São fatores de certa forma já esperados, mas que vinham carregados de incertezas que tendem a se dispersar.
O primeiro deles é a vacina. Já há pelo menos quatro que completaram seu terceiro e último estágio. Ainda que a logística da aplicação tenha muitos desafios a enfrentar, essas vacinas devem começar a ser distribuídas até mesmo neste dezembro. A economia global, que começava novamente a se prostrar em consequência das novas ondas de covid-19 na Europa e nos Estados Unidos, pode agora respirar com algum alívio.
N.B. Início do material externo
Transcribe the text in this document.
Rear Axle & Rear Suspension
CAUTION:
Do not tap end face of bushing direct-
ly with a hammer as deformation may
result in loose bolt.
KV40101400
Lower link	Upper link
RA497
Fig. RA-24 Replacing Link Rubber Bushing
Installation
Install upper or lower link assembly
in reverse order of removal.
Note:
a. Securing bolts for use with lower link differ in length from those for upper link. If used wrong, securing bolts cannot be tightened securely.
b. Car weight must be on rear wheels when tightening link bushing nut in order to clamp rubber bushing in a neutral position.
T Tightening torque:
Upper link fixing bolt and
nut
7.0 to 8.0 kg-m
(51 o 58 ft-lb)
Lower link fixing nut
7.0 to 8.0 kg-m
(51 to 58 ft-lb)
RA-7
Mais do que isso, os represamentos na área de investimentos estão agora sendo removidos. Daí por que os mercados, até agora entocados, passam o sinal de que voltaram a procurar mais opções de risco.
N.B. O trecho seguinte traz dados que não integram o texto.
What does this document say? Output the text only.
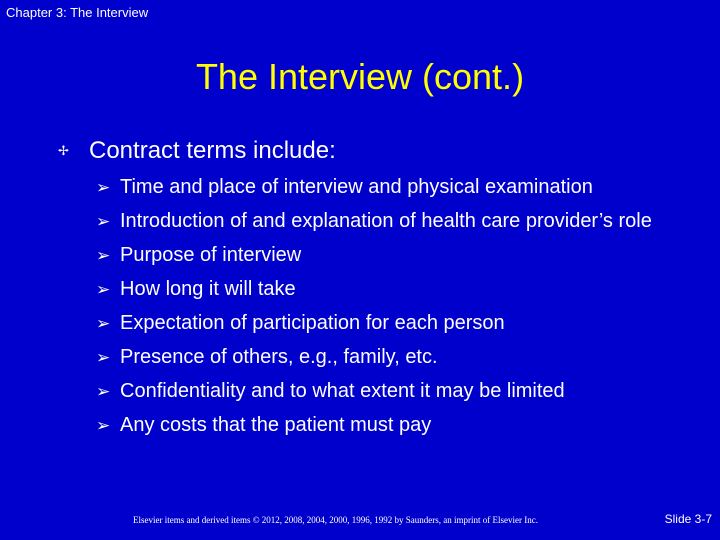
Chapter 3: The Interview
The Interview (cont.)
✢ Contract terms include:
➢ Time and place of interview and physical examination
➢ Introduction of and explanation of health care provider’s role
➢ Purpose of interview
➢ How long it will take
➢ Expectation of participation for each person
➢ Presence of others, e.g., family, etc.
➢ Confidentiality and to what extent it may be limited
➢ Any costs that the patient must pay
Elsevier items and derived items © 2012, 2008, 2004, 2000, 1996, 1992 by Saunders, an imprint of Elsevier Inc.	Slide 3-7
O segundo fator que aponta para dias melhores vem dos Estados Unidos. A eleição de Joe Biden e a nomeação dos seus principais colaboradores mostram que a principal economia do mundo deixou para trás enormes incertezas da era Trump. Este foi um governo populista marcado pelo unilateralismo e pelo isolacionismo, pela manipulação da opinião pública por meio de mentiras e incoerências, pela guerra comercial com a China, pela falta de coordenação no ataque à pandemia e por uma postura ambiental negacionista.
Joe Biden
O novo governo Biden está sendo montado para o retorno ao multilateralismo e para o destravamento dos investimentos. Nova ênfase será dada aos programas de infraestrutura e de substituição dos combustíveis fósseis por combustíveis limpos e renováveis.
É uma orientação diametralmente oposta à do período Trump. Terá ainda de vencer resistências, especialmente no Congresso dos Estados Unidos, mas parece irreversível.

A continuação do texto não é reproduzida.